Hi,
Haven't had a lot of time to fix this recently but I wanted to address
some of the comments.
2013/3/8 <
dvy...@google.com>:
That will get inlined, yes? With some of the other comments you made,
the number of times this is copied will probably decrease (as a result
of implementing the work stealing).
That's fair -- didn't want to make this a bigger change than I needed
to. I'll look at doing this.
Good point. I'm going to remove the other places where I changed this
that aren't specifically related to the run queue. I didn't look at
independed load / store dependencies, and that's clearly showing.
This check won't work. We can't enqueue a new value into the ring if
that would overflow the ring. So, if delta == start, we don't insert.
If we have a ring of size 4, the tail is at 0x3 and the head is at
0x0, this will end up being if(0&mask), which is of course always
false.
The store fence is required to serialize the update of the tail with
respect to putting the entry in the ring, so it's not really a
question of whether this interface provides the fence. It's to make
sure that all other consumers do not read that the tail is updated
without being guaranteed to be able to read the entry at the tail.

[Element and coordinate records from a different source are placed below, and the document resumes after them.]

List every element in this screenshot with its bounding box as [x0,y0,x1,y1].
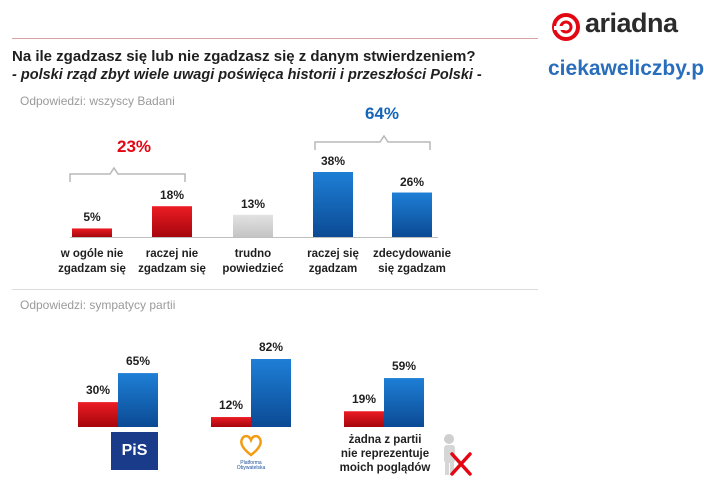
party-bar-3-disagree [344,411,384,427]
party-value-label-1-agree: 65% [125,354,151,369]
section-divider [12,289,538,290]
bracket-negative [69,166,186,182]
party-value-label-3-agree: 59% [391,359,417,374]
party-value-label-3-disagree: 19% [351,392,377,407]
bar-4 [313,172,353,237]
axis-line [70,237,438,238]
brand-name: ariadna [585,8,678,38]
po-heart-logo-icon [240,434,262,457]
party-value-label-1-disagree: 30% [85,383,111,398]
party-value-label-2-disagree: 12% [218,398,244,413]
bar-2 [152,206,192,237]
category-label-1: w ogóle nie zgadzam się [58,248,126,275]
value-label-5: 26% [399,174,425,189]
party-value-label-2-agree: 82% [258,340,284,354]
bar-5 [392,192,432,237]
value-label-1: 5% [83,210,101,225]
value-label-3: 13% [240,196,266,211]
category-label-5: zdecydowanie się zgadzam [373,248,451,275]
group-label-positive: 64% [364,104,400,123]
site-name: ciekaweliczby.pl [548,57,704,80]
party-bar-2-agree [251,359,291,427]
po-logo-text: Platforma Obywatelska [236,460,266,471]
bar-3 [233,214,273,237]
bracket-positive [314,134,431,150]
no-party-label: żadna z partii nie reprezentuje moich po… [339,434,431,474]
party-bar-1-agree [118,373,158,427]
person-cross-icon [444,434,472,476]
party-bar-1-disagree [78,402,118,427]
category-label-4: raczej się zgadzam [307,248,359,275]
bar-1 [72,228,112,237]
party-bar-3-agree [384,378,424,427]
party-bar-2-disagree [211,417,251,427]
group-label-negative: 23% [116,137,152,156]
section-title-all: Odpowiedzi: wszyscy Badani [20,94,175,108]
chart-title: Na ile zgadzasz się lub nie zgadzasz się… [12,48,476,65]
category-label-2: raczej nie zgadzam się [138,248,206,275]
section-title-parties: Odpowiedzi: sympatycy partii [20,298,176,312]
pis-logo: PiS [111,432,158,470]
ariadna-logo-icon [552,13,580,41]
category-label-3: trudno powiedzieć [222,248,284,275]
value-label-4: 38% [320,154,346,168]
value-label-2: 18% [159,188,185,203]
title-rule [12,38,538,39]
chart-subtitle: - polski rząd zbyt wiele uwagi poświęca … [12,67,482,83]
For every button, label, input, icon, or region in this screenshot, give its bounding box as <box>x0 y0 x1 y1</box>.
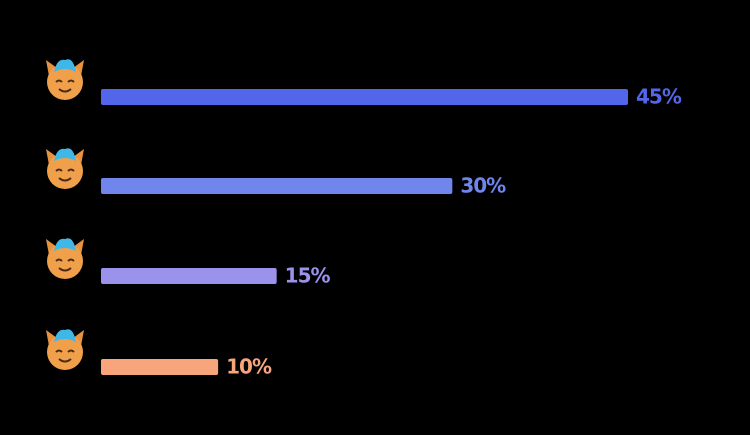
icon <box>46 148 84 189</box>
horn <box>73 149 84 165</box>
horn <box>73 239 84 255</box>
hair <box>54 329 76 342</box>
hair <box>54 238 76 251</box>
eye <box>67 79 75 83</box>
value-label: 10% <box>226 355 272 379</box>
hair <box>54 59 76 72</box>
eye <box>55 79 63 83</box>
horn <box>46 60 57 76</box>
icon <box>46 329 84 370</box>
value-label: 30% <box>460 174 506 198</box>
mouth <box>58 267 72 272</box>
face <box>47 64 83 100</box>
value-label: 45% <box>636 85 682 109</box>
horn <box>73 60 84 76</box>
mouth <box>58 358 72 363</box>
hair <box>54 148 76 161</box>
eye <box>55 168 63 172</box>
horn <box>73 330 84 346</box>
mouth <box>58 177 72 182</box>
horn <box>46 330 57 346</box>
bar <box>101 178 453 194</box>
mouth <box>58 88 72 93</box>
face <box>47 334 83 370</box>
face <box>47 243 83 279</box>
horn <box>46 239 57 255</box>
bar <box>101 359 219 375</box>
eye <box>55 349 63 353</box>
value-label: 15% <box>285 264 331 288</box>
bar <box>101 268 277 284</box>
eye <box>67 168 75 172</box>
bar <box>101 89 628 105</box>
icon <box>46 59 84 100</box>
face <box>47 153 83 189</box>
eye <box>55 258 63 262</box>
horn <box>46 149 57 165</box>
eye <box>67 258 75 262</box>
eye <box>67 349 75 353</box>
icon <box>46 238 84 279</box>
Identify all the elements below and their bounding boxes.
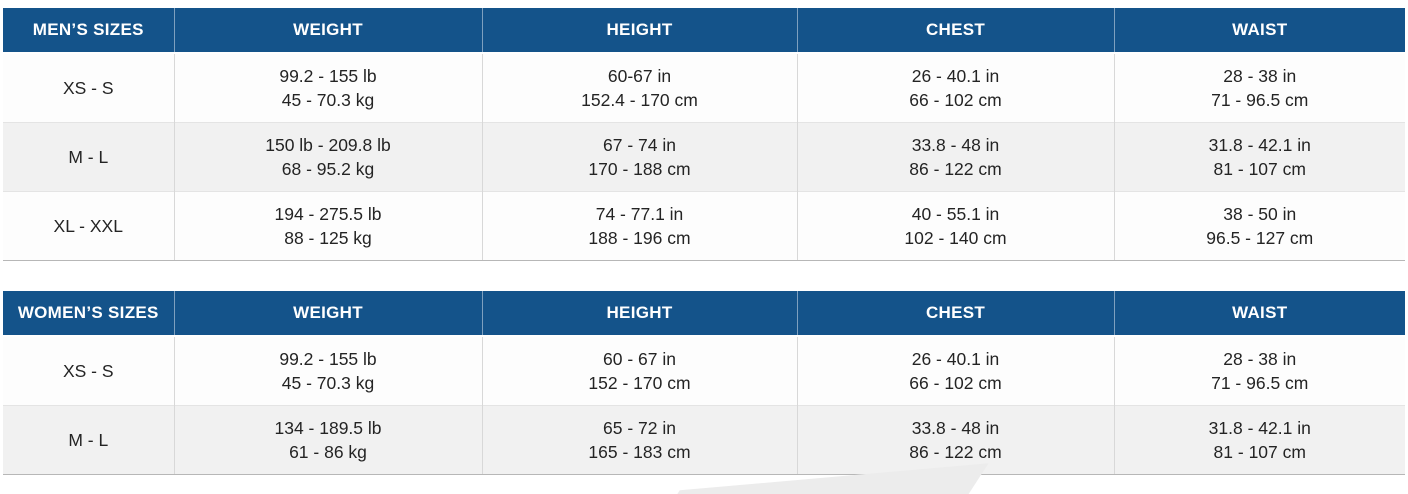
womens-size-table: WOMEN’S SIZES WEIGHT HEIGHT CHEST WAIST XS -… xyxy=(3,291,1405,475)
table-row: XS - S 99.2 - 155 lb 45 - 70.3 kg 60-67 in 1… xyxy=(3,53,1405,123)
cell-line: 194 - 275.5 lb xyxy=(274,204,382,224)
column-header-height: HEIGHT xyxy=(481,8,797,54)
table-row: M - L 134 - 189.5 lb 61 - 86 kg 65 - 72 in 1… xyxy=(3,405,1405,475)
measurement-cell: 99.2 - 155 lb 45 - 70.3 kg xyxy=(173,336,482,406)
measurement-cell: 40 - 55.1 in 102 - 140 cm xyxy=(796,191,1114,261)
cell-line: 60-67 in xyxy=(607,66,672,86)
measurement-cell: 33.8 - 48 in 86 - 122 cm xyxy=(796,405,1114,475)
cell-line: 170 - 188 cm xyxy=(588,159,691,179)
cell-line: 68 - 95.2 kg xyxy=(281,159,375,179)
cell-line: 60 - 67 in xyxy=(603,349,676,369)
column-header-chest: CHEST xyxy=(796,291,1114,337)
column-header-height: HEIGHT xyxy=(481,291,797,337)
cell-line: 28 - 38 in xyxy=(1223,349,1297,369)
womens-table-header: WOMEN’S SIZES WEIGHT HEIGHT CHEST WAIST xyxy=(3,291,1405,337)
cell-line: 40 - 55.1 in xyxy=(911,204,1000,224)
cell-line: 152.4 - 170 cm xyxy=(581,90,698,110)
table-row: M - L 150 lb - 209.8 lb 68 - 95.2 kg 67 - 7… xyxy=(3,122,1405,192)
size-range-cell: XS - S xyxy=(3,336,174,406)
cell-line: 86 - 122 cm xyxy=(909,442,1002,462)
measurement-cell: 150 lb - 209.8 lb 68 - 95.2 kg xyxy=(173,122,482,192)
cell-line: 45 - 70.3 kg xyxy=(281,90,375,110)
cell-line: 38 - 50 in xyxy=(1223,204,1297,224)
column-header-women-s-sizes: WOMEN’S SIZES xyxy=(3,291,174,337)
cell-line: 74 - 77.1 in xyxy=(595,204,684,224)
cell-line: 96.5 - 127 cm xyxy=(1206,228,1314,248)
mens-table-body: XS - S 99.2 - 155 lb 45 - 70.3 kg 60-67 in 1… xyxy=(3,53,1405,261)
measurement-cell: 60 - 67 in 152 - 170 cm xyxy=(481,336,797,406)
measurement-cell: 99.2 - 155 lb 45 - 70.3 kg xyxy=(173,53,482,123)
measurement-cell: 60-67 in 152.4 - 170 cm xyxy=(481,53,797,123)
column-header-waist: WAIST xyxy=(1113,291,1405,337)
measurement-cell: 134 - 189.5 lb 61 - 86 kg xyxy=(173,405,482,475)
cell-line: XL - XXL xyxy=(53,216,123,236)
cell-line: 26 - 40.1 in xyxy=(911,66,1000,86)
cell-line: 165 - 183 cm xyxy=(588,442,691,462)
size-range-cell: M - L xyxy=(3,405,174,475)
table-row: XS - S 99.2 - 155 lb 45 - 70.3 kg 60 - 67 i… xyxy=(3,336,1405,406)
cell-line: M - L xyxy=(68,147,109,167)
cell-line: 45 - 70.3 kg xyxy=(281,373,375,393)
header-row: WOMEN’S SIZES WEIGHT HEIGHT CHEST WAIST xyxy=(3,291,1405,337)
womens-table-body: XS - S 99.2 - 155 lb 45 - 70.3 kg 60 - 67 i… xyxy=(3,336,1405,475)
measurement-cell: 67 - 74 in 170 - 188 cm xyxy=(481,122,797,192)
cell-line: 66 - 102 cm xyxy=(909,373,1002,393)
column-header-chest: CHEST xyxy=(796,8,1114,54)
cell-line: 66 - 102 cm xyxy=(909,90,1002,110)
cell-line: 102 - 140 cm xyxy=(904,228,1007,248)
cell-line: 152 - 170 cm xyxy=(588,373,691,393)
cell-line: XS - S xyxy=(62,361,114,381)
measurement-cell: 38 - 50 in 96.5 - 127 cm xyxy=(1113,191,1405,261)
column-header-weight: WEIGHT xyxy=(173,8,482,54)
column-header-men-s-sizes: MEN’S SIZES xyxy=(3,8,174,54)
size-range-cell: M - L xyxy=(3,122,174,192)
cell-line: 188 - 196 cm xyxy=(588,228,691,248)
cell-line: 71 - 96.5 cm xyxy=(1211,90,1309,110)
measurement-cell: 31.8 - 42.1 in 81 - 107 cm xyxy=(1113,405,1405,475)
cell-line: XS - S xyxy=(62,78,114,98)
size-range-cell: XL - XXL xyxy=(3,191,174,261)
measurement-cell: 26 - 40.1 in 66 - 102 cm xyxy=(796,53,1114,123)
measurement-cell: 31.8 - 42.1 in 81 - 107 cm xyxy=(1113,122,1405,192)
cell-line: 134 - 189.5 lb xyxy=(274,418,382,438)
cell-line: 88 - 125 kg xyxy=(284,228,372,248)
header-row: MEN’S SIZES WEIGHT HEIGHT CHEST WAIST xyxy=(3,8,1405,54)
measurement-cell: 194 - 275.5 lb 88 - 125 kg xyxy=(173,191,482,261)
cell-line: 31.8 - 42.1 in xyxy=(1208,135,1311,155)
cell-line: 71 - 96.5 cm xyxy=(1211,373,1309,393)
cell-line: 65 - 72 in xyxy=(603,418,676,438)
measurement-cell: 28 - 38 in 71 - 96.5 cm xyxy=(1113,336,1405,406)
cell-line: 28 - 38 in xyxy=(1223,66,1297,86)
cell-line: 81 - 107 cm xyxy=(1213,442,1306,462)
cell-line: M - L xyxy=(68,430,109,450)
cell-line: 86 - 122 cm xyxy=(909,159,1002,179)
mens-table-header: MEN’S SIZES WEIGHT HEIGHT CHEST WAIST xyxy=(3,8,1405,54)
measurement-cell: 74 - 77.1 in 188 - 196 cm xyxy=(481,191,797,261)
measurement-cell: 65 - 72 in 165 - 183 cm xyxy=(481,405,797,475)
cell-line: 61 - 86 kg xyxy=(289,442,367,462)
cell-line: 150 lb - 209.8 lb xyxy=(265,135,391,155)
column-header-waist: WAIST xyxy=(1113,8,1405,54)
cell-line: 99.2 - 155 lb xyxy=(279,349,377,369)
cell-line: 33.8 - 48 in xyxy=(911,418,1000,438)
measurement-cell: 26 - 40.1 in 66 - 102 cm xyxy=(796,336,1114,406)
cell-line: 33.8 - 48 in xyxy=(911,135,1000,155)
measurement-cell: 28 - 38 in 71 - 96.5 cm xyxy=(1113,53,1405,123)
measurement-cell: 33.8 - 48 in 86 - 122 cm xyxy=(796,122,1114,192)
cell-line: 81 - 107 cm xyxy=(1213,159,1306,179)
cell-line: 31.8 - 42.1 in xyxy=(1208,418,1311,438)
cell-line: 67 - 74 in xyxy=(603,135,676,155)
table-row: XL - XXL 194 - 275.5 lb 88 - 125 kg 74 - 77… xyxy=(3,191,1405,261)
size-range-cell: XS - S xyxy=(3,53,174,123)
column-header-weight: WEIGHT xyxy=(173,291,482,337)
cell-line: 99.2 - 155 lb xyxy=(279,66,377,86)
mens-size-table: MEN’S SIZES WEIGHT HEIGHT CHEST WAIST XS - S… xyxy=(3,8,1405,261)
cell-line: 26 - 40.1 in xyxy=(911,349,1000,369)
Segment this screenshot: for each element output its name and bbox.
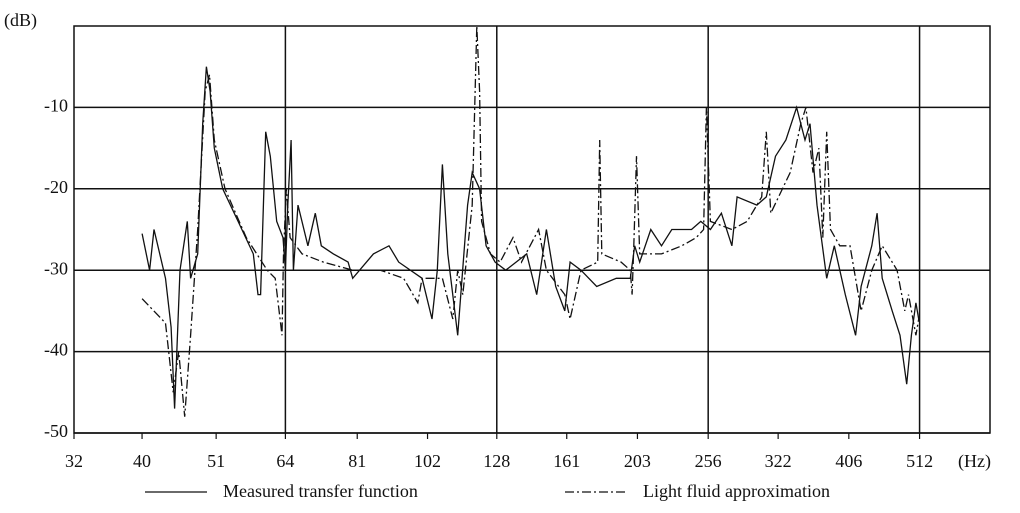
series-line xyxy=(141,66,920,409)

I will change these for consistency / to reduce diff size as suggested later.
This is to guarantee consistency of our view of the snapshot of the head.
Same reason, guarantee we're looking at the proper state of the head
when we do the assignment from the ring.
It would be possible to do this with a memcpy indeed, but you have to
do the copy every iteration of the loop because head may have changed.
Another way I was thinking of doing it was just to "steal" the blocks
and do the copies once that was successful -- but the problem is that
another producer might invalidate the consistency of the ring by the
time the copy started. I'll do the memcpy approach for now.
To serialize loading with respect to updating the head poitner.
Good call. Will do.
Also good call.
Then we pay the cost for assigning to the old value everywhere, even
when we don't need it. I think this just adds overhead.